After looking it over, Williams figured he would spend $20,000 repairing rotted wood and other defects. Then he will put it up for sale — at $205,000.
Seven months ago, Williams joined a legion of investors who buy and sell foreclosure properties. So far, he has bought seven.
“If I’m not confident I’ll make $30,000 per property, I don’t bid,” says Williams, 42, who used to own and run Domino’s Pizza outlets. He has hit his goal on the first five.
As interest rates rise, more homeowners are falling into foreclosure. That is what is prompting the wave of bargain-hunting investors now descending on courthouse auctions across the country.

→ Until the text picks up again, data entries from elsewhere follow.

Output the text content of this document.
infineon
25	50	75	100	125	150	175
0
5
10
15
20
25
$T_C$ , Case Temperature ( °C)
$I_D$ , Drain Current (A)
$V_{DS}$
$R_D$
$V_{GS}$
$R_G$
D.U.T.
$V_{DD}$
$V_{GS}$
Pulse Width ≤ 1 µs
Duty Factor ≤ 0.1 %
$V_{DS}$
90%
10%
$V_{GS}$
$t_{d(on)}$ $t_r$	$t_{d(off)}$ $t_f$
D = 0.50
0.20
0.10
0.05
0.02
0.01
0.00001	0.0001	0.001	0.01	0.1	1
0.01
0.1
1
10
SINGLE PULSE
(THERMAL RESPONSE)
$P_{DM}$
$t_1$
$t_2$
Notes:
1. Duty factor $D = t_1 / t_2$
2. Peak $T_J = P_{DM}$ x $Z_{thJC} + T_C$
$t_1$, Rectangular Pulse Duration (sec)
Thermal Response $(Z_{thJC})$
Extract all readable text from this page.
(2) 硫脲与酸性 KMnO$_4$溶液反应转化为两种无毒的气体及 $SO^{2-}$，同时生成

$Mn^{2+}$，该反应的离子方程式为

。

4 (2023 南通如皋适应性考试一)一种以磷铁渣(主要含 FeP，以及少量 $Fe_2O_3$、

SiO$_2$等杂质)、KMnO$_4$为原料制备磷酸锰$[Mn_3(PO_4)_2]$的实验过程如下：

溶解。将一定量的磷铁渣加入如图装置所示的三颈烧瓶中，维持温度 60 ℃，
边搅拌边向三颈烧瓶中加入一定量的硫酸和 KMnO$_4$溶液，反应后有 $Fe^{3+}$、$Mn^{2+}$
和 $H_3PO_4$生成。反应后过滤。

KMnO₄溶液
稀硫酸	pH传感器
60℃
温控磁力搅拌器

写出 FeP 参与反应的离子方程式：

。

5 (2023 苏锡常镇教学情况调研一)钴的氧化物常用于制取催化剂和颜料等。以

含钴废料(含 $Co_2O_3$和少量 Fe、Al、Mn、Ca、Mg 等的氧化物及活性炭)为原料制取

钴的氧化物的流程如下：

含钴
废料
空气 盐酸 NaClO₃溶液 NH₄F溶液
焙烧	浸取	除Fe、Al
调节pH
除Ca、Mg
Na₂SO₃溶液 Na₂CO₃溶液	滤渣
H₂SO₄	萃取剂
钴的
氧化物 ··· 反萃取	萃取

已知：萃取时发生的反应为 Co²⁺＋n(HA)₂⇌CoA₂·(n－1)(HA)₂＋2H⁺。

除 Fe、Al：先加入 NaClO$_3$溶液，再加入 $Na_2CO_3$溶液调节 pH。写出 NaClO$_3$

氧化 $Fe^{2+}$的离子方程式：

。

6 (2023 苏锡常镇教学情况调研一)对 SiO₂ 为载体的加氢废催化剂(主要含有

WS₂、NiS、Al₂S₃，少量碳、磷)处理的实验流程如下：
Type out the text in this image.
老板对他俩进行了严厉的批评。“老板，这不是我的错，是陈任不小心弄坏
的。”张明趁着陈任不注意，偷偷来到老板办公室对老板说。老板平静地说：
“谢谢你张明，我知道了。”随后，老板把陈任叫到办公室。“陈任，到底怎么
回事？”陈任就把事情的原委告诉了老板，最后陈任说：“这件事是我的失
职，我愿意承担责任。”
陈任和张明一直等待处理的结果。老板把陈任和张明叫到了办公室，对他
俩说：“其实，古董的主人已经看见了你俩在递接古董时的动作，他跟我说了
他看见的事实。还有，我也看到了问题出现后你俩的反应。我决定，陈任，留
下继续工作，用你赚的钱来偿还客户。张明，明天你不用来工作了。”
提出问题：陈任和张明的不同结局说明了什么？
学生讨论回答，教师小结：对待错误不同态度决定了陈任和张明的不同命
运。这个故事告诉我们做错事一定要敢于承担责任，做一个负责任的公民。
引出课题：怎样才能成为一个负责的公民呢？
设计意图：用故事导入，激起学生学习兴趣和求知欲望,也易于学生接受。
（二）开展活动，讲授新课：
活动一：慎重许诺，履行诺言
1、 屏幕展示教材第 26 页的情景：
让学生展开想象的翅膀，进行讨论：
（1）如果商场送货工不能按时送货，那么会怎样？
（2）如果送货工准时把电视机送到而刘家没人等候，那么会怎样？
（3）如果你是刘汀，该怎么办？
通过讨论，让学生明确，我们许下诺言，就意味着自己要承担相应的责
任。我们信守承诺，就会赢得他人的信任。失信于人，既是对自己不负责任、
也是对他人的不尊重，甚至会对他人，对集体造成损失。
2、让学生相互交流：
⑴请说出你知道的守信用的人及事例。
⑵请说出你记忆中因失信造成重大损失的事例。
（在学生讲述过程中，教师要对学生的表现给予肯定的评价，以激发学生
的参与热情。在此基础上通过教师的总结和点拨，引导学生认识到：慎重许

“It’s just crazy. We have 100 houses [at auction] each week, when we used to have 10 or so,” says Elaine Began, a deed clerk in Macomb County, Mich. Three years ago, the Montgomery County (Ohio) Sheriff’s Office was “lucky to get 50 people to an auction,” says Laura Wright, a foreclosure clerk there. Today, 120 often show up.
Some may be sorry they did. Novices face a host of risks. Foreclosed houses can come with hidden debts. Homeowners generally won’t let you inspect the house before you try to buy it out from under them. Not knowing the local rules, which vary from state to state, can also cost you big.
The notion that $250,000 houses can be had for a few thousand dollars “is largely a myth,” says Peter O’Connell, a former banker who has invested in foreclosures for years, including near his home in the Florida Keys. “If there is any equity in a house, you’re generally not going to get it cheaply.”